Juan Carlos Girauta, ABC 06/11/12
Los términos inequívocos en que Mas acaba de plantear su proyecto secesionista nos dejan sin espacio para la pulla diletante.
EL carácter más o menos ilustrado de alguien no depende de la etiqueta ideológica que escoja sino de la filosofía que trasluzca su discurso y, sobre todo, de los actos que realice, avale o justifique. Te dirás liberal o progresista, pero no puedes serlo, por mucho que te empeñes, si tus actos y palabras rezuman nacionalismo, excrecencia ideológica del romanticismo alemán. No negaré el interés intelectual de los enemigos de las Luces, y admito que Nafta pueda seducir más que Settembrini en La montaña mágica. Pero ni los actuales valedores de la oscuridad son capaces de estimularnos como el personaje de Thomas Mann, ni, volviendo a un presente más prosaico, hay modo de comprarle la etiqueta ilustrada a quienes se consagran a fines reaccionarios.
Hasta ahora, no era extraño que los críticos sometidos a entornos nacionalistas nos desahogáramos de vez en cuando colocando espejos delante de los falsarios. Francamente, lo ponían fácil. Vean, cuando esta mañana he sabido de las últimas proclamas particularistas disfrazadas de modernidades europeas, me ha venido a la cabeza el Menosprecio de Corte ya labanza de aldea, de Antonio de Guevara. Meter los prejuicios del nacionalismo catalán del siglo XXI en un moralista castellano del siglo XVI es un consuelo íntimo. Como el que procura la aparente paradoja de que la historiografía nacionalista suscriba con entusiasmo la vieja tesis central de los historiadores «visigóticos»: España es Castilla. Una visión superada, qué cosas, por Vicens Vives y, a efectos prácticos, por la Constitución del 78. El empeño en resucitar debates tan muertos acusa la impostura. Sólo desde ella se puede insistir en que España, una de las naciones más descentralizadas del mundo, tiene un Estado asfixiantemente centralista.

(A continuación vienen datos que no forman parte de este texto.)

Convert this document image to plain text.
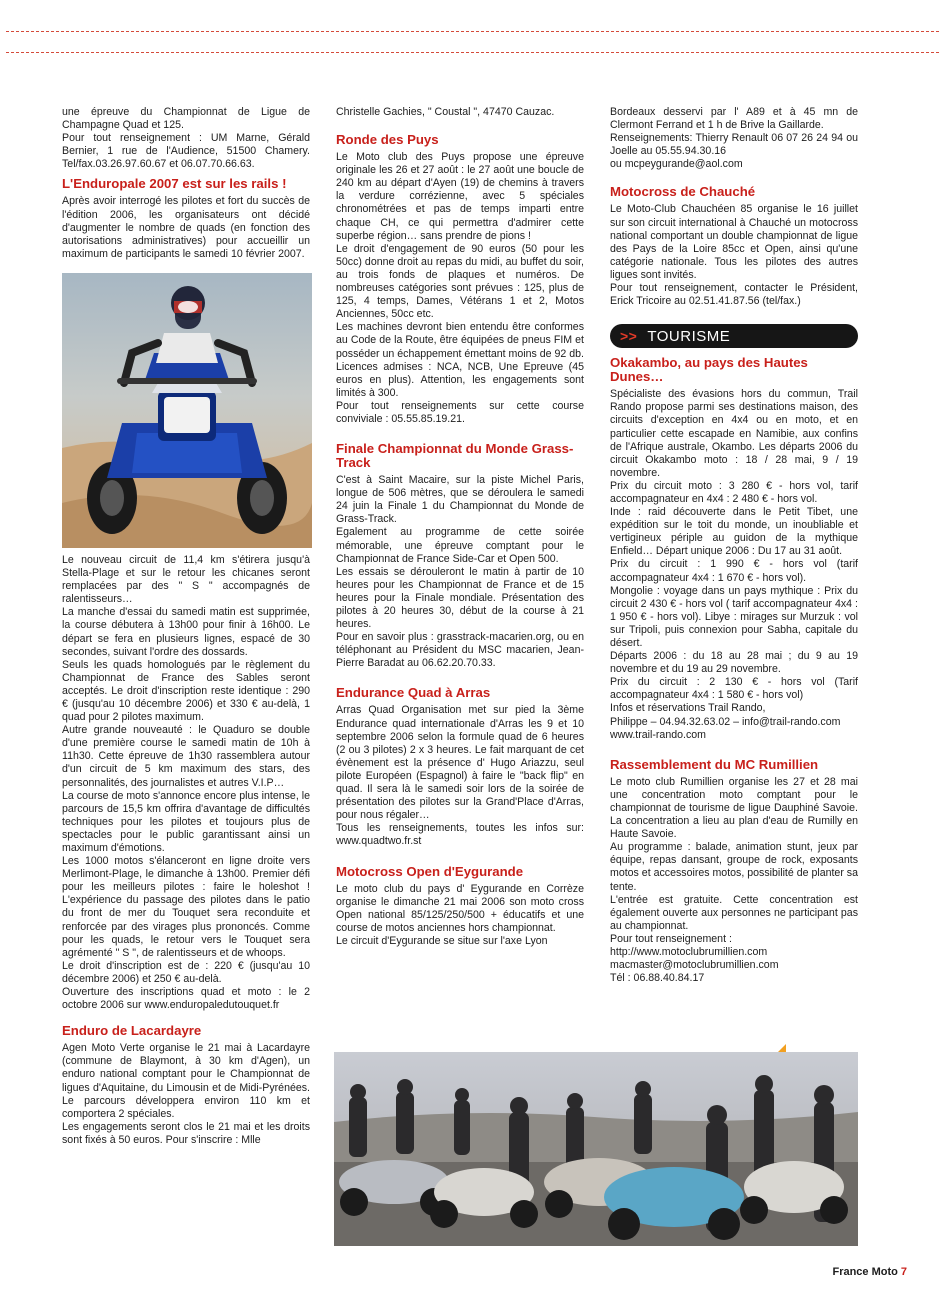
une épreuve du Championnat de Ligue de Champagne Quad et 125.

Pour tout renseignement : UM Marne, Gérald Bernier, 1 rue de l'Audience, 51500 Chamery. Tel/fax.03.26.97.60.67 et 06.07.70.66.63.

L'Enduropale 2007 est sur les rails !

Après avoir interrogé les pilotes et fort du succès de l'édition 2006, les organisateurs ont décidé d'augmenter le nombre de quads (en fonction des autorisations administratives) pour accueillir un maximum de participants le samedi 10 février 2007.

Le nouveau circuit de 11,4 km s'étirera jusqu'à Stella-Plage et sur le retour les chicanes seront remplacées par des " S " accompagnés de ralentisseurs…

La manche d'essai du samedi matin est supprimée, la course débutera à 13h00 pour finir à 16h00. Le départ se fera en plusieurs lignes, espacé de 30 secondes, suivant l'ordre des dossards.

Seuls les quads homologués par le règlement du Championnat de France des Sables seront acceptés. Le droit d'inscription reste identique : 290 € (jusqu'au 10 décembre 2006) et 330 € au-delà, 1 quad pour 2 pilotes maximum.

Autre grande nouveauté : le Quaduro se double d'une première course le samedi matin de 10h à 11h30. Cette épreuve de 1h30 rassemblera autour d'un circuit de 5 km maximum des stars, des personnalités, des journalistes et autres V.I.P…

La course de moto s'annonce encore plus intense, le parcours de 15,5 km offrira d'avantage de difficultés techniques pour les pilotes et toujours plus de spectacles pour le public garantissant ainsi un maximum d'émotions.

Les 1000 motos s'élanceront en ligne droite vers Merlimont-Plage, le dimanche à 13h00. Premier défi pour les meilleurs pilotes : faire le holeshot ! L'expérience du passage des pilotes dans le patio du front de mer du Touquet sera reconduite et renforcée par des virages plus prononcés. Comme pour les quads, le retour vers le Touquet sera agrémenté " S ", de ralentisseurs et de whoops.

Le droit d'inscription est de : 220 € (jusqu'au 10 décembre 2006) et 250 € au-delà.

Ouverture des inscriptions quad et moto : le 2 octobre 2006 sur www.enduropaledutouquet.fr

Enduro de Lacardayre

Agen Moto Verte organise le 21 mai à Lacardayre (commune de Blaymont, à 30 km d'Agen), un enduro national comptant pour le Championnat de ligues d'Aquitaine, du Limousin et de Midi-Pyrénées. Le parcours développera environ 110 km et comportera 2 spéciales.

Les engagements seront clos le 21 mai et les droits sont fixés à 50 euros. Pour s'inscrire : Mlle

Christelle Gachies, " Coustal ", 47470 Cauzac.

Ronde des Puys

Le Moto club des Puys propose une épreuve originale les 26 et 27 août : le 27 août une boucle de 240 km au départ d'Ayen (19) de chemins à travers la verdure corrézienne, avec 5 spéciales chronométrées et pas de temps imparti entre chaque CH, ce qui permettra d'admirer cette superbe région… sans prendre de pions !

Le droit d'engagement de 90 euros (50 pour les 50cc) donne droit au repas du midi, au buffet du soir, au trois fonds de plaques et numéros. De nombreuses catégories sont prévues : 125, plus de 125, 4 temps, Dames, Vétérans 1 et 2, Motos Anciennes, 50cc etc.

Les machines devront bien entendu être conformes au Code de la Route, être équipées de pneus FIM et posséder un échappement émettant moins de 92 db.

Licences admises : NCA, NCB, Une Epreuve (45 euros en plus). Attention, les engagements sont limités à 300.

Pour tout renseignements sur cette course conviviale : 05.55.85.19.21.

Finale Championnat du Monde Grass-Track

C'est à Saint Macaire, sur la piste Michel Paris, longue de 506 mètres, que se déroulera le samedi 24 juin la Finale 1 du Championnat du Monde de Grass-Track.

Egalement au programme de cette soirée mémorable, une épreuve comptant pour le Championnat de France Side-Car et Open 500.

Les essais se dérouleront le matin à partir de 10 heures pour les Championnat de France et de 15 heures pour la Finale mondiale. Présentation des pilotes à 20 heures 30, début de la course à 21 heures.

Pour en savoir plus : grasstrack-macarien.org, ou en téléphonant au Président du MSC macarien, Jean-Pierre Baradat au 06.62.20.70.33.

Endurance Quad à Arras

Arras Quad Organisation met sur pied la 3ème Endurance quad internationale d'Arras les 9 et 10 septembre 2006 selon la formule quad de 6 heures (2 ou 3 pilotes) 2 x 3 heures. Le fait marquant de cet évènement est la présence d' Hugo Ariazzu, seul pilote Européen (Espagnol) à faire le "back flip" en quad. Il sera là le samedi soir lors de la soirée de présentation des pilotes sur la Grand'Place d'Arras, pour nous régaler…

Tous les renseignements, toutes les infos sur: www.quadtwo.fr.st

Motocross Open d'Eygurande

Le moto club du pays d' Eygurande en Corrèze organise le dimanche 21 mai 2006 son moto cross Open national 85/125/250/500 + éducatifs et une course de motos anciennes hors championnat.

Le circuit d'Eygurande se situe sur l'axe Lyon

Bordeaux desservi par l' A89 et à 45 mn de Clermont Ferrand et 1 h de Brive la Gaillarde.

Renseignements: Thierry Renault 06 07 26 24 94 ou Joelle au 05.55.94.30.16

ou mcpeygurande@aol.com

Motocross de Chauché

Le Moto-Club Chauchéen 85 organise le 16 juillet sur son circuit international à Chauché un motocross national comportant un double championnat de ligue des Pays de la Loire 85cc et Open, ainsi qu'une catégorie nationale. Tous les pilotes des autres ligues sont invités.

Pour tout renseignement, contacter le Président, Erick Tricoire au 02.51.41.87.56 (tel/fax.)

>> TOURISME
Okakambo, au pays des Hautes Dunes…

Spécialiste des évasions hors du commun, Trail Rando propose parmi ses destinations maison, des circuits d'exception en 4x4 ou en moto, et en particulier cette escapade en Namibie, aux confins de l'Afrique australe, Okambo. Les départs 2006 du circuit Okakambo moto : 18 / 28 mai, 9 / 19 novembre.

Prix du circuit moto : 3 280 € - hors vol, tarif accompagnateur en 4x4 : 2 480 € - hors vol.

Inde : raid découverte dans le Petit Tibet, une expédition sur le toit du monde, un inoubliable et vertigineux périple au guidon de la mythique Enfield… Départ unique 2006 : Du 17 au 31 août.

Prix du circuit : 1 990 € - hors vol (tarif accompagnateur 4x4 : 1 670 € - hors vol).

Mongolie : voyage dans un pays mythique : Prix du circuit 2 430 € - hors vol ( tarif accompagnateur 4x4 : 1 950 € - hors vol). Libye : mirages sur Murzuk : vol sur Tripoli, puis connexion pour Sabha, capitale du désert.

Départs 2006 : du 18 au 28 mai ; du 9 au 19 novembre et du 19 au 29 novembre.

Prix du circuit : 2 130 € - hors vol (Tarif accompagnateur 4x4 : 1 580 € - hors vol)

Infos et réservations Trail Rando,

Philippe – 04.94.32.63.02 – info@trail-rando.com

www.trail-rando.com

Rassemblement du MC Rumillien

Le moto club Rumillien organise les 27 et 28 mai une concentration moto comptant pour le championnat de tourisme de ligue Dauphiné Savoie. La concentration a lieu au plan d'eau de Rumilly en Haute Savoie.

Au programme : balade, animation stunt, jeux par équipe, repas dansant, groupe de rock, exposants motos et accessoires motos, possibilité de planter sa tente.

L'entrée est gratuite. Cette concentration est également ouverte aux personnes ne participant pas au championnat.

Pour tout renseignement :

http://www.motoclubrumillien.com

macmaster@motoclubrumillien.com

Tél : 06.88.40.84.17

France Moto 7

Con estas cositas nos íbamos entreteniendo los disidentes por salpimentar un poco la sosa unanimidad del país de los editoriales únicos. Pero no. Los términos inequívocos en que Artur Mas acaba de plantear su proyecto secesionista nos dejan sin espacio —y sin ganas— para la pulla diletante. Ya ni siquiera importa el modo en que hemos llegado hasta aquí, los lamentos por lo que se podría haber hecho y no se hizo, las razones del silencio de los corderos. Corremos el riesgo de seguir choteándonos de los fervorines de campanario mientras levantan fronteras a nuestro alrededor. Alerta.
La Generalidad no es cualquier cosa; tiene poder ejecutivo y poder legislativo; posee un sinnúmero de competencias que afectan a la vida diaria de millones de personas. Más allá de los trucos semánticos nacionalistas («Cataluña y España»: ¿qué pinta ahí esa conjunción?) hay un hecho que lo cambia todo: el administrador máximo de un poder no desdeñable anuncia que sus planes pasan por encima de la Constitución y de los tribunales. Ergo sólo reconoce como legítima su ley. Y ningún tribunal. Por desgracia, la lengua española se ha visto obligada a desarrollar múltiples expresiones para designar lo de Mas. Y ninguna es graciosa.